But did they ever tell the FISA Court (FISC)?
Anonymous sources, including one in DoJ, are now telling us that the FBI "had doubts" about the Russian source for Christopher Steele's "dossier." The NYT reports:
By January 2017, F.B.I. agents had tracked down and interviewed one of Mr. Steele’s main sources, a Russian speaker from a former Soviet republic who had spent time in the West, according to a Justice Department document and three people familiar with the events, who spoke on the condition of anonymity. After questioning him about where he’d gotten his information, they suspected he might have added his own interpretations to reports passed on by his sources, one of the people said. For the F.B.I., that made it harder to decide what to trust.
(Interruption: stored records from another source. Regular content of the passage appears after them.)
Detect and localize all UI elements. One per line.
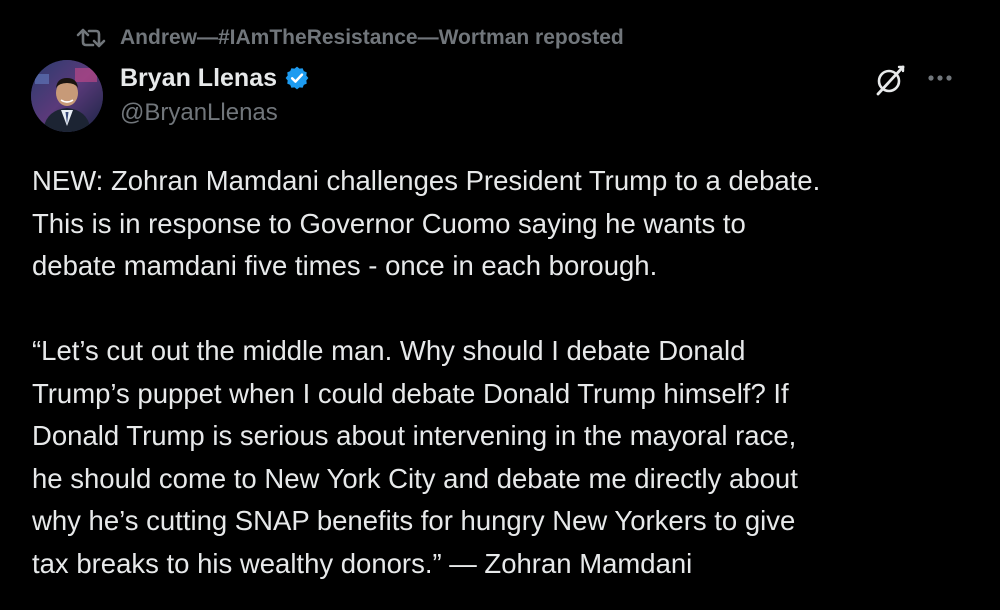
tweet-paragraph: NEW: Zohran Mamdani challenges President…: [32, 160, 972, 288]
tweet-text: NEW: Zohran Mamdani challenges President…: [32, 160, 972, 585]
more-options-icon[interactable]: [922, 64, 958, 92]
tweet-line: tax breaks to his wealthy donors.” — Zoh…: [32, 547, 693, 579]
tweet-line: debate mamdani five times - once in each…: [32, 250, 658, 281]
tweet-line: he should come to New York City and deba…: [32, 462, 798, 494]
author-row[interactable]: Bryan Llenas: [120, 62, 310, 94]
author-display-name[interactable]: Bryan Llenas: [120, 64, 277, 93]
tweet-line: This is in response to Governor Cuomo sa…: [32, 207, 746, 239]
repost-indicator[interactable]: Andrew—#IAmTheResistance—Wortman reposte…: [76, 24, 624, 52]
repost-icon: [76, 26, 106, 50]
tweet-line: Donald Trump is serious about intervenin…: [32, 420, 797, 451]
tweet-quote-paragraph: “Let’s cut out the middle man. Why shoul…: [32, 330, 972, 585]
tweet-line: NEW: Zohran Mamdani challenges President…: [32, 165, 821, 196]
verified-badge-icon[interactable]: [284, 65, 310, 91]
repost-text: Andrew—#IAmTheResistance—Wortman reposte…: [120, 26, 624, 49]
avatar[interactable]: [31, 60, 103, 132]
tweet-line: Trump’s puppet when I could debate Donal…: [32, 377, 789, 409]
grok-icon[interactable]: [872, 62, 908, 98]
tweet-line: “Let’s cut out the middle man. Why shoul…: [32, 335, 746, 366]
avatar-photo: [31, 60, 103, 132]
author-handle[interactable]: @BryanLlenas: [120, 99, 278, 127]
tweet-card[interactable]: Andrew—#IAmTheResistance—Wortman reposte…: [0, 0, 1000, 610]
tweet-line: why he’s cutting SNAP benefits for hungr…: [32, 505, 796, 536]
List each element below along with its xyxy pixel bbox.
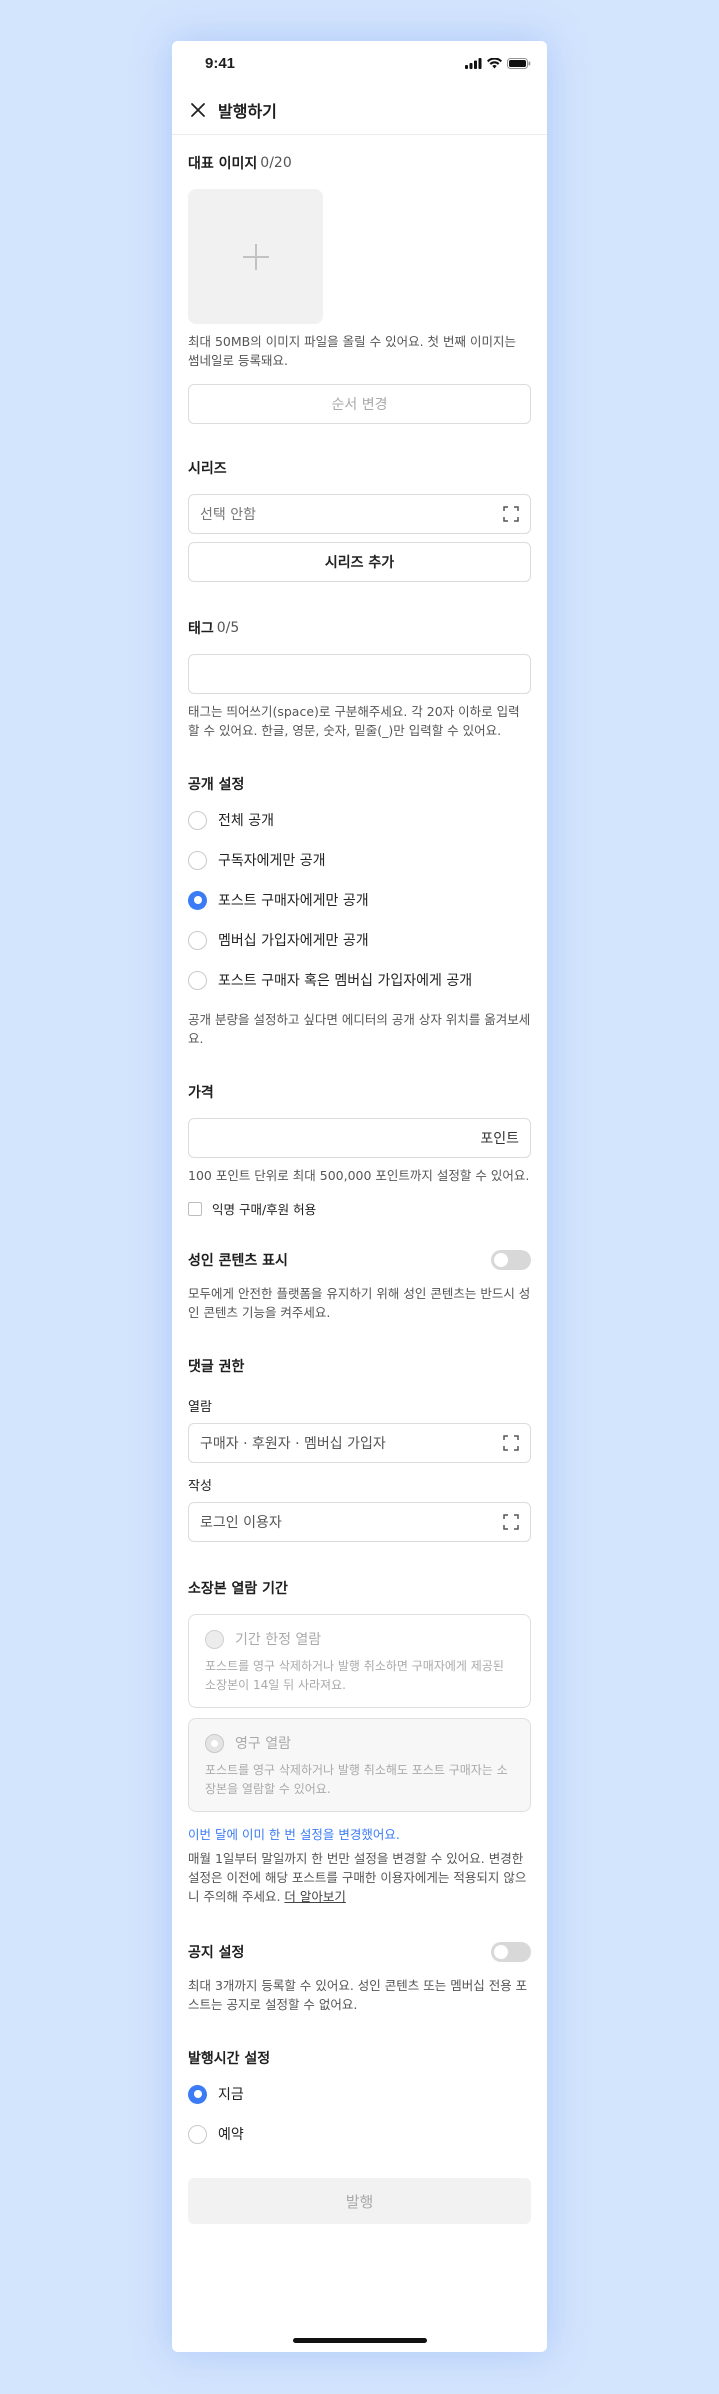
notice-setting-row: 공지 설정 xyxy=(188,1942,531,1962)
publish-form: 대표 이미지 0/20 최대 50MB의 이미지 파일을 올릴 수 있어요. 첫… xyxy=(172,153,547,2224)
option-label: 멤버십 가입자에게만 공개 xyxy=(218,933,369,949)
publish-now-option[interactable]: 지금 xyxy=(188,2074,531,2114)
radio-off-icon xyxy=(188,2124,207,2144)
anonymous-checkbox-row[interactable]: 익명 구매/후원 허용 xyxy=(188,1199,531,1218)
visibility-option-buyers[interactable]: 포스트 구매자에게만 공개 xyxy=(188,880,531,920)
close-icon[interactable] xyxy=(188,100,208,120)
image-upload-button[interactable] xyxy=(188,189,323,324)
tags-count: 0/5 xyxy=(216,620,240,636)
series-select[interactable]: 선택 안함 xyxy=(188,494,531,534)
archive-option-limited[interactable]: 기간 한정 열람 포스트를 영구 삭제하거나 발행 취소하면 구매자에게 제공된… xyxy=(188,1614,531,1708)
visibility-option-members[interactable]: 멤버십 가입자에게만 공개 xyxy=(188,920,531,960)
archive-option-permanent[interactable]: 영구 열람 포스트를 영구 삭제하거나 발행 취소해도 포스트 구매자는 소장본… xyxy=(188,1718,531,1812)
anonymous-label: 익명 구매/후원 허용 xyxy=(212,1202,317,1217)
radio-disabled-selected-icon xyxy=(205,1733,224,1753)
visibility-option-buyers-or-members[interactable]: 포스트 구매자 혹은 멤버십 가입자에게 공개 xyxy=(188,960,531,1000)
cover-image-label: 대표 이미지 xyxy=(188,156,258,172)
notice-toggle[interactable] xyxy=(491,1942,531,1962)
cover-image-title: 대표 이미지 0/20 xyxy=(188,153,531,173)
archive-help: 매월 1일부터 말일까지 한 번만 설정을 변경할 수 있어요. 변경한 설정은… xyxy=(188,1849,531,1906)
comment-write-value: 로그인 이용자 xyxy=(200,1515,282,1531)
add-series-button[interactable]: 시리즈 추가 xyxy=(188,542,531,582)
price-title: 가격 xyxy=(188,1085,214,1101)
status-bar: 9:41 xyxy=(172,41,547,85)
comment-read-value: 구매자 · 후원자 · 멤버십 가입자 xyxy=(200,1436,386,1452)
page-title: 발행하기 xyxy=(218,101,277,121)
visibility-help: 공개 분량을 설정하고 싶다면 에디터의 공개 상자 위치를 옮겨보세요. xyxy=(188,1012,531,1046)
option-label: 포스트 구매자 혹은 멤버십 가입자에게 공개 xyxy=(218,973,473,989)
option-label: 구독자에게만 공개 xyxy=(218,853,326,869)
battery-icon xyxy=(507,57,531,69)
adult-content-row: 성인 콘텐츠 표시 xyxy=(188,1250,531,1270)
radio-disabled-icon xyxy=(205,1629,224,1649)
archive-help-text: 매월 1일부터 말일까지 한 번만 설정을 변경할 수 있어요. 변경한 설정은… xyxy=(188,1851,527,1904)
adult-content-toggle[interactable] xyxy=(491,1250,531,1270)
wifi-icon xyxy=(487,57,502,68)
option-label: 지금 xyxy=(218,2087,244,2103)
comment-read-label: 열람 xyxy=(188,1400,212,1415)
tags-title: 태그 0/5 xyxy=(188,618,531,638)
cover-image-count: 0/20 xyxy=(260,155,292,171)
archive-option-label: 기간 한정 열람 xyxy=(235,1632,322,1648)
status-time: 9:41 xyxy=(205,54,236,72)
tag-input[interactable] xyxy=(188,654,531,694)
expand-icon xyxy=(503,1514,519,1530)
radio-off-icon xyxy=(188,930,207,950)
adult-content-help: 모두에게 안전한 플랫폼을 유지하기 위해 성인 콘텐츠는 반드시 성인 콘텐츠… xyxy=(188,1286,531,1320)
home-indicator xyxy=(293,2338,427,2343)
archive-option-label: 영구 열람 xyxy=(235,1736,291,1752)
status-icons xyxy=(465,57,531,69)
option-label: 예약 xyxy=(218,2127,244,2143)
tags-help: 태그는 띄어쓰기(space)로 구분해주세요. 각 20자 이하로 입력할 수… xyxy=(188,704,520,738)
tags-label: 태그 xyxy=(188,621,214,637)
comment-write-label: 작성 xyxy=(188,1479,212,1494)
series-select-value: 선택 안함 xyxy=(200,507,256,523)
publish-button[interactable]: 발행 xyxy=(188,2178,531,2224)
price-unit: 포인트 xyxy=(480,1131,519,1147)
price-input[interactable]: 포인트 xyxy=(188,1118,531,1158)
notice-setting-title: 공지 설정 xyxy=(188,1945,245,1961)
top-nav: 발행하기 xyxy=(172,85,547,135)
expand-icon xyxy=(503,1435,519,1451)
publish-time-options: 지금 예약 xyxy=(188,2074,531,2154)
radio-off-icon xyxy=(188,810,207,830)
plus-icon xyxy=(242,243,269,270)
radio-on-icon xyxy=(188,890,207,910)
comment-write-select[interactable]: 로그인 이용자 xyxy=(188,1502,531,1542)
option-label: 포스트 구매자에게만 공개 xyxy=(218,893,369,909)
comments-title: 댓글 권한 xyxy=(188,1359,245,1375)
notice-setting-help: 최대 3개까지 등록할 수 있어요. 성인 콘텐츠 또는 멤버십 전용 포스트는… xyxy=(188,1978,528,2012)
series-title: 시리즈 xyxy=(188,461,227,477)
comment-read-select[interactable]: 구매자 · 후원자 · 멤버십 가입자 xyxy=(188,1423,531,1463)
visibility-title: 공개 설정 xyxy=(188,777,245,793)
visibility-option-all[interactable]: 전체 공개 xyxy=(188,800,531,840)
archive-option-desc: 포스트를 영구 삭제하거나 발행 취소해도 포스트 구매자는 소장본을 열람할 … xyxy=(205,1763,508,1796)
publish-time-title: 발행시간 설정 xyxy=(188,2051,271,2067)
price-help: 100 포인트 단위로 최대 500,000 포인트까지 설정할 수 있어요. xyxy=(188,1168,530,1183)
adult-content-title: 성인 콘텐츠 표시 xyxy=(188,1253,288,1269)
expand-icon xyxy=(503,506,519,522)
learn-more-link[interactable]: 더 알아보기 xyxy=(284,1889,345,1904)
archive-notice: 이번 달에 이미 한 번 설정을 변경했어요. xyxy=(188,1827,400,1842)
signal-icon xyxy=(465,57,482,69)
radio-off-icon xyxy=(188,970,207,990)
reorder-button[interactable]: 순서 변경 xyxy=(188,384,531,424)
archive-option-desc: 포스트를 영구 삭제하거나 발행 취소하면 구매자에게 제공된 소장본이 14일… xyxy=(205,1659,504,1692)
visibility-options: 전체 공개 구독자에게만 공개 포스트 구매자에게만 공개 멤버십 가입자에게만… xyxy=(188,800,531,1000)
visibility-option-subscribers[interactable]: 구독자에게만 공개 xyxy=(188,840,531,880)
publish-schedule-option[interactable]: 예약 xyxy=(188,2114,531,2154)
radio-on-icon xyxy=(188,2084,207,2104)
archive-title: 소장본 열람 기간 xyxy=(188,1581,288,1597)
radio-off-icon xyxy=(188,850,207,870)
anonymous-checkbox[interactable] xyxy=(188,1201,202,1216)
cover-image-help: 최대 50MB의 이미지 파일을 올릴 수 있어요. 첫 번째 이미지는 썸네일… xyxy=(188,334,517,368)
phone-screen: 9:41 발행하기 대표 이미지 0/20 최대 50MB의 이미지 파일을 올… xyxy=(172,41,547,2352)
option-label: 전체 공개 xyxy=(218,813,274,829)
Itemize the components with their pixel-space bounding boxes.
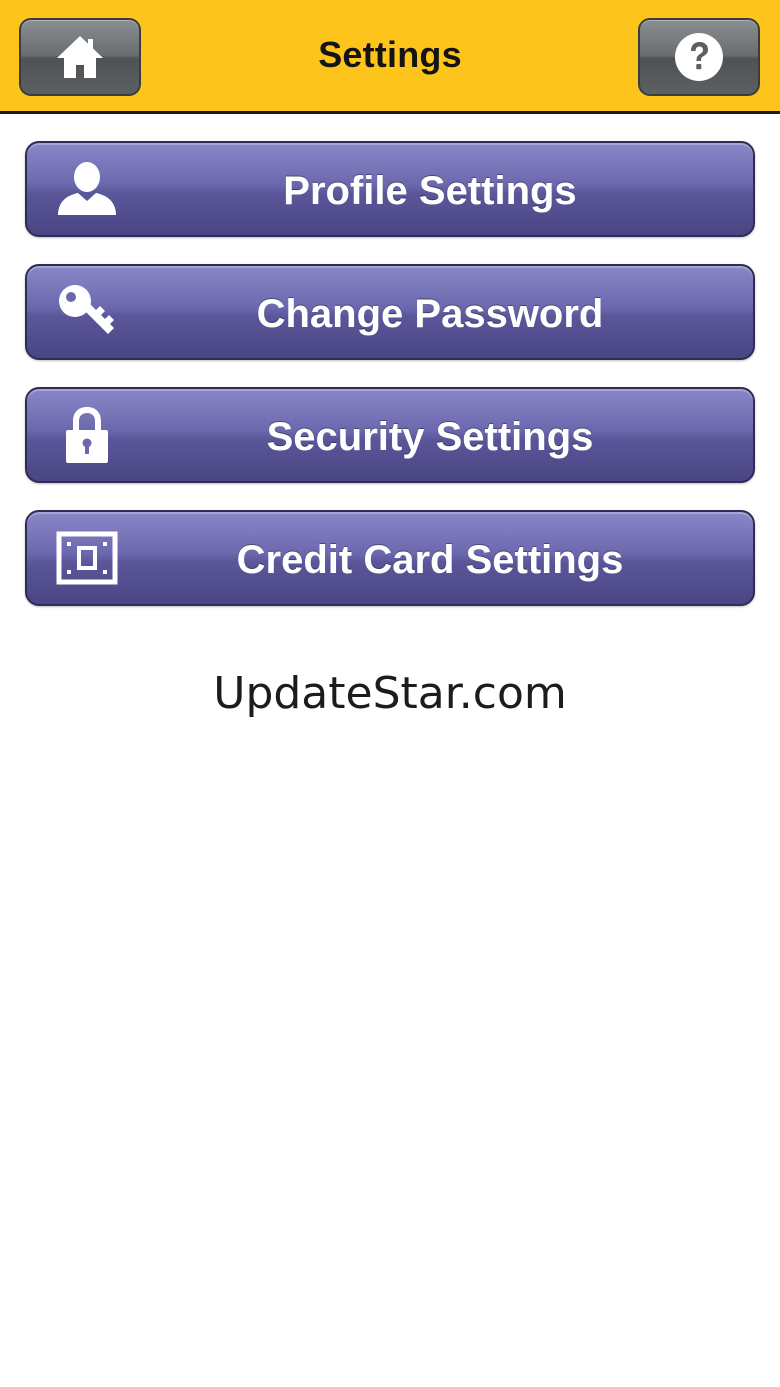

Agents did not believe that either the source or Mr. Steele was deliberately inventing things, according to the former official. How the dossier ended up loaded with dubious or exaggerated details remains uncertain, but the document may be the result of a high-stakes game of telephone, in which rumors and hearsay were passed from source to source.
Another possibility — one that Mr. Steele has not ruled out — could be Russian disinformation.
Let's go step by step.
By January, 2017, FBI agents had "tracked down" one of Steele's "main sources." Really? Tracked down ... how? Pardon my skepticism, but I think a proper translation of this narrative would run something like this ...
By January, 2017, the FBI had finally persuaded Steele to allow them to speak to someone whom he claimed was a source of information for his dossier. In other words, by that point in time Steele had worked out a story with a Russian he knew, had rehearsed it, and thought it might work for purposes of an interview. And who was this dynamite source, who could pass on what Westerners were meeting with which Putin insiders? "A Russian speaker from a former Soviet republic who had spent time in the West." That's not very impressive as sources go, even allowing for protection of the "source's" identity.
But then they drop a real bombshell--this source, this "Russian speaker from a former Soviet republic who had spent time in the West," turns out to have been passing on tittle tattle from other "sources." And of course neither the FBI nor Steele would, even accepting that this was true, have access to those sources--who may or may not have ever existed. Obviously Steele must be a big John le Carre fan, since this reads exactly like the "source Merlin" setup in Tinker, Tailor, Soldier, Spy--with Steele, appropriately enough, playing Bill Haydon, the Russian "mole."